I never found a good way to organize emails, and Outlook's search function was useless. I used to chew my minions out for leaving everything in their inbox and not sorting everything into folders with jolly useful titles like "Mikes project" or "Human Resources guff" but for the reasons given in the quoted article, that barely works and eventually I began to simply bung emails I'd already acted upon into a folder labeled with the month and the word 'read'. I couldn't find anything easily but neither could they, so I felt justified. Now I've retired, Outlook's search is much better, so simply leaving everything in the inbox would work very well, corporate server mailbox size limitations permitting. (And, obvs, subpoena-danger permitting.) I gather Gmail is just as good. (I hear heads around me exploding as they work through "Just as good! It's a bajillion times better. Why I oughta...")

My current problem is organizing links. There used to be a Google function that remembered every word you'd ever read on the web as well as every word on your computer, in order that you could search both at once in the Google query box - Google Desktop Search. That was phenomenally useful, but it went away for totally spurious reasons a few years ago. For a while I saved all the text on every page I thought would come in useful so I could search it, but that took forever, took up disk space and I often found that a page I thought I'd never need again became vitally important in a "someone is wrong on the internet!" episode shortly afterwards. So I've given up grabbing and saving every web page I like (which has led to problems after the links break, which they often do).
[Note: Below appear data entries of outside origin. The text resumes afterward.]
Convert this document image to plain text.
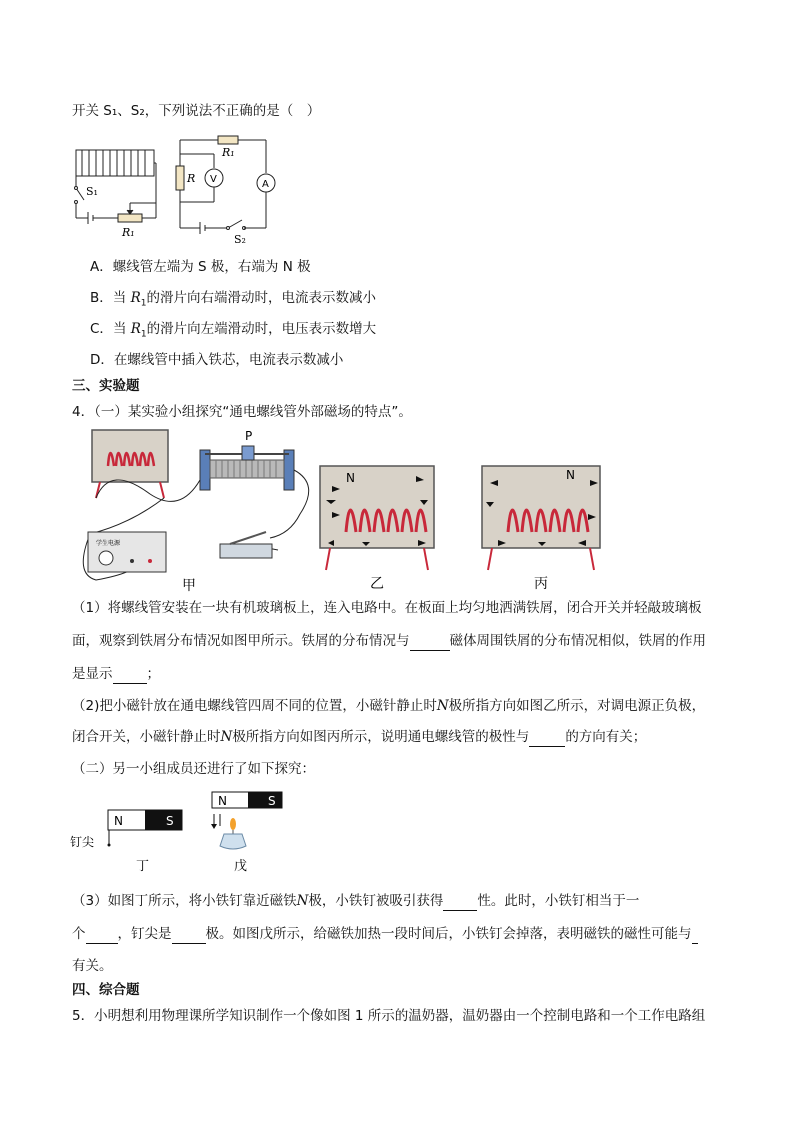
开关 S₁、S₂，下列说法不正确的是（　）
S₁
R₁
R₁
R V	A
S₂
A．螺线管左端为 S 极，右端为 N 极
B．当 $R_1$的滑片向右端滑动时，电流表示数减小
C．当 $R_1$的滑片向左端滑动时，电压表示数增大
D．在螺线管中插入铁芯，电流表示数减小
三、实验题
4．（一）某实验小组探究“通电螺线管外部磁场的特点”。
P
学生电源
甲
N
乙
N
丙
（1）将螺线管安装在一块有机玻璃板上，连入电路中。在板面上均匀地洒满铁屑，闭合开关并轻敲玻璃板
面，观察到铁屑分布情况如图甲所示。铁屑的分布情况与	磁体周围铁屑的分布情况相似，铁屑的作用
是显示	；
（2)把小磁针放在通电螺线管四周不同的位置，小磁针静止时N极所指方向如图乙所示，对调电源正负极，
闭合开关，小磁针静止时N极所指方向如图丙所示，说明通电螺线管的极性与	的方向有关；
（二）另一小组成员还进行了如下探究：
N	S
钉尖
丁
N	S
戊
（3）如图丁所示，将小铁钉靠近磁铁N极，小铁钉被吸引获得	性。此时，小铁钉相当于一
个 ，钉尖是	极。如图戊所示，给磁铁加热一段时间后，小铁钉会掉落，表明磁铁的磁性可能与
有关。
四、综合题
5．小明想利用物理课所学知识制作一个像如图 1 所示的温奶器，温奶器由一个控制电路和一个工作电路组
I've programmed a Chrome extension to search history or bookmarks with a single keystroke, which helps, but like many people (or is it only people who were brought up on physical books?) my memory doesn't retain many keywords or titles, but rather the layout of information on the page, its spatial location, which is impossible to search for. (Get on it, Google!) Chrome also refuses to put bookmarks in two or more folders, even though, as the article mentions, many documents do not sort neatly into a single named bin.

The article doesn't really have any answers, but it'll save you the 25 year info-sorting journey I had at work.